Но это другое, я был узником. Меня холили как породистого жеребца в стойле, кормили отборным зерном и до блеска начищали шкуру. Но оберегаемым я себя не чувствовал.
Я был дорог не жизнью своей, не человеческой уязвимостью, а той целью, которой служил. И та забота, что меня окружала, больше напоминала тюремный надзор в сочетании с услугами хорошего механика, следящего за исправностью механизма. Я функционирую, я здоров, волосы блестят, кожа гладкая, а все прочее, неосязаемое, невидимое, в сферу знаний мастера не входит. Там шестеренки не смажешь и не подкрутишь.
А сейчас во мне объявилась непонятная прежде ценность. Очевидно, кроме видимого, обозначенного и одобренного тщеславием, во мне есть нечто такое, о чем я не подозревал.

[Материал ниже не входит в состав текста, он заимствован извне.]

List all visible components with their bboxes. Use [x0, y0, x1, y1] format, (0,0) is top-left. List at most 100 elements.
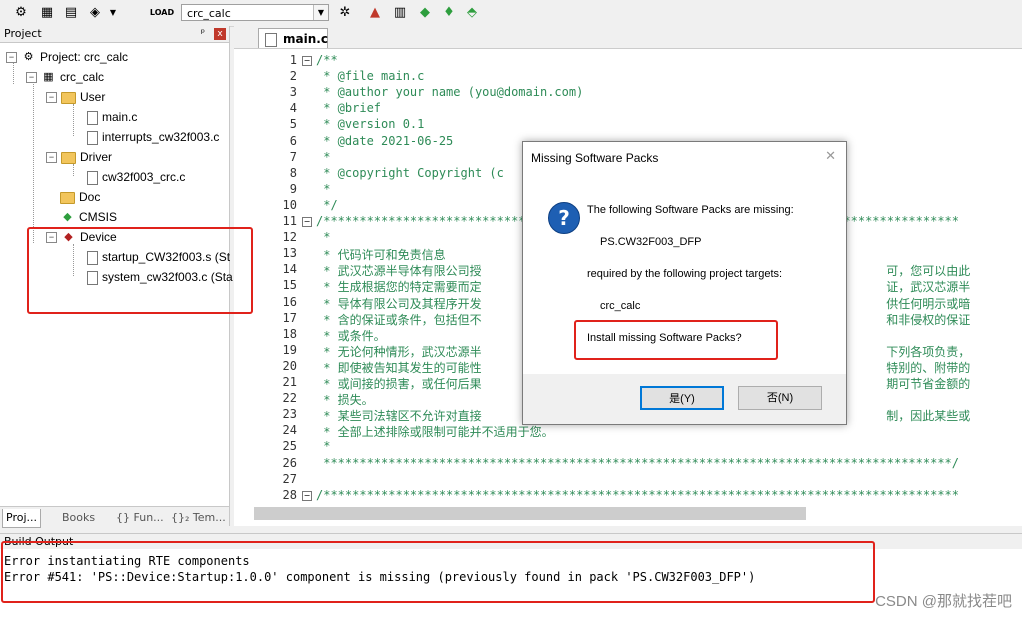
missing-packs-dialog: Missing Software Packs ✕ ? The following…	[522, 141, 847, 425]
tab-functions[interactable]: {} Fun...	[113, 509, 167, 527]
close-icon[interactable]: ✕	[825, 149, 836, 164]
line-number: 26	[234, 456, 297, 470]
line-number-gutter: 1−234567891011−1213141516171819202122232…	[234, 49, 314, 517]
tree-guide	[73, 104, 74, 136]
tree-item-startup-s[interactable]: startup_CW32f003.s (St	[87, 248, 230, 266]
batch-build-icon[interactable]: ⚙	[12, 3, 30, 21]
target-options-icon[interactable]: ✲	[336, 3, 354, 21]
line-number: 24	[234, 423, 297, 437]
line-number: 16	[234, 295, 297, 309]
editor-tabbar: main.c	[234, 26, 1022, 49]
tab-project[interactable]: Proj...	[2, 509, 41, 528]
tree-item-label: Doc	[79, 190, 100, 204]
select-pack-icon[interactable]: ▥	[391, 3, 409, 21]
tree-item-cmsis[interactable]: ◆CMSIS	[60, 208, 117, 226]
tree-item-system-c[interactable]: system_cw32f003.c (Sta	[87, 268, 233, 286]
tree-item-label: interrupts_cw32f003.c	[102, 130, 219, 144]
dialog-question: Install missing Software Packs?	[587, 332, 742, 344]
line-number: 3	[234, 85, 297, 99]
target-icon: ▦	[41, 71, 56, 84]
line-number: 13	[234, 246, 297, 260]
line-number: 22	[234, 391, 297, 405]
file-icon	[87, 111, 98, 125]
code-line: */	[316, 198, 338, 212]
project-icon: ⚙	[21, 51, 36, 64]
line-number: 27	[234, 472, 297, 486]
tree-item-device[interactable]: −◆Device	[46, 228, 117, 246]
line-number: 7	[234, 150, 297, 164]
folder-icon	[61, 92, 76, 104]
dialog-target-name: crc_calc	[600, 300, 640, 312]
pack-installer-icon[interactable]: ◆	[416, 3, 434, 21]
code-line: * 代码许可和免责信息	[316, 246, 446, 263]
question-icon: ?	[548, 202, 580, 234]
collapse-icon[interactable]: −	[26, 72, 37, 83]
tree-item-label: startup_CW32f003.s (St	[102, 250, 230, 264]
chevron-down-icon[interactable]: ▼	[313, 5, 328, 20]
tree-item-user-group[interactable]: − User	[46, 88, 105, 106]
code-line: * @version 0.1	[316, 117, 424, 131]
project-panel-title: Project	[4, 27, 42, 40]
close-icon[interactable]: x	[214, 28, 226, 40]
code-line: * 或条件。	[316, 327, 386, 344]
chevron-down-icon[interactable]: ▼	[104, 3, 122, 21]
pin-icon[interactable]: ᵖ	[201, 26, 205, 42]
manage-components-icon[interactable]: ▲	[366, 3, 384, 21]
collapse-icon[interactable]: −	[46, 92, 57, 103]
editor-hscrollbar[interactable]	[254, 507, 806, 520]
no-button[interactable]: 否(N)	[738, 386, 822, 410]
target-select[interactable]: crc_calc ▼	[181, 4, 329, 21]
tree-item-label: crc_calc	[60, 70, 104, 84]
tree-guide	[73, 244, 74, 276]
build-output-header: Build Output	[0, 533, 1022, 548]
target-select-value: crc_calc	[187, 7, 231, 20]
project-panel: Project ᵖ x −⚙Project: crc_calc −▦crc_ca…	[0, 26, 230, 526]
build-output-panel[interactable]: Error instantiating RTE components Error…	[0, 549, 1022, 633]
code-line: * @author your name (you@domain.com)	[316, 85, 583, 99]
yes-button[interactable]: 是(Y)	[640, 386, 724, 410]
load-icon[interactable]: LOAD	[153, 3, 171, 21]
file-icon	[265, 33, 277, 47]
line-number: 23	[234, 407, 297, 421]
code-line: * @file main.c	[316, 69, 424, 83]
fold-toggle-icon[interactable]: −	[302, 491, 312, 501]
code-line: *	[316, 439, 330, 453]
tree-item-doc-group[interactable]: Doc	[60, 188, 100, 206]
line-number: 20	[234, 359, 297, 373]
tree-item-target[interactable]: −▦ crc_calc	[26, 68, 104, 86]
extension-icon[interactable]: ⬘	[463, 3, 481, 21]
collapse-icon[interactable]: −	[6, 52, 17, 63]
tree-item-label: CMSIS	[79, 210, 117, 224]
line-number: 14	[234, 262, 297, 276]
fold-toggle-icon[interactable]: −	[302, 217, 312, 227]
fold-toggle-icon[interactable]: −	[302, 56, 312, 66]
collapse-icon[interactable]: −	[46, 232, 57, 243]
tree-item-driver-group[interactable]: −Driver	[46, 148, 112, 166]
file-icon	[87, 131, 98, 145]
line-number: 5	[234, 117, 297, 131]
line-number: 10	[234, 198, 297, 212]
line-number: 2	[234, 69, 297, 83]
watermark: CSDN @那就找茬吧	[875, 590, 1012, 611]
tab-books[interactable]: Books	[59, 509, 98, 527]
event-recorder-icon[interactable]: ♦	[440, 3, 458, 21]
code-line: /**	[316, 53, 338, 67]
dialog-title: Missing Software Packs	[531, 151, 658, 165]
build-icon[interactable]: ▤	[62, 3, 80, 21]
line-number: 18	[234, 327, 297, 341]
dialog-message: required by the following project target…	[587, 268, 782, 280]
tree-item-main-c[interactable]: main.c	[87, 108, 137, 126]
line-number: 25	[234, 439, 297, 453]
line-number: 11	[234, 214, 297, 228]
collapse-icon[interactable]: −	[46, 152, 57, 163]
tree-item-crc-c[interactable]: cw32f003_crc.c	[87, 168, 185, 186]
tab-main-c[interactable]: main.c	[258, 28, 328, 48]
tree-item-interrupts-c[interactable]: interrupts_cw32f003.c	[87, 128, 219, 146]
download-icon[interactable]: ◈	[86, 3, 104, 21]
code-line: *	[316, 150, 330, 164]
file-icon	[87, 271, 98, 285]
tab-templates[interactable]: {}₂ Tem...	[168, 509, 229, 527]
tree-item-label: User	[80, 90, 105, 104]
tree-item-project[interactable]: −⚙Project: crc_calc	[6, 48, 128, 66]
rebuild-icon[interactable]: ▦	[38, 3, 56, 21]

Вернее, имел смутные догадки.
Отец Мартин пытался объяснить мне. Рассказывал о вечном и преходящем, о суетном и божественном, о душе, частице Господа, Его вздохе, Его устремленной с небес надежде, той искре, которой человек по-настоящему ценен. А все прочее – тлен и гордыня.
Но я был слишком юн и неопытен, чтобы понять. Взгляды скользят поверх моего поношенного плаща, потертой куртки и дырявых башмаков с презрительным равнодушием, я для них прозрачен, и какое им дело до божественной искры, что прячется где-то под штопанным, грошовым полотном?
Позже некоторая ценность обнаружилась в моем теле. Оно вдруг оказалось пригодным к продаже и за него дали хорошую цену.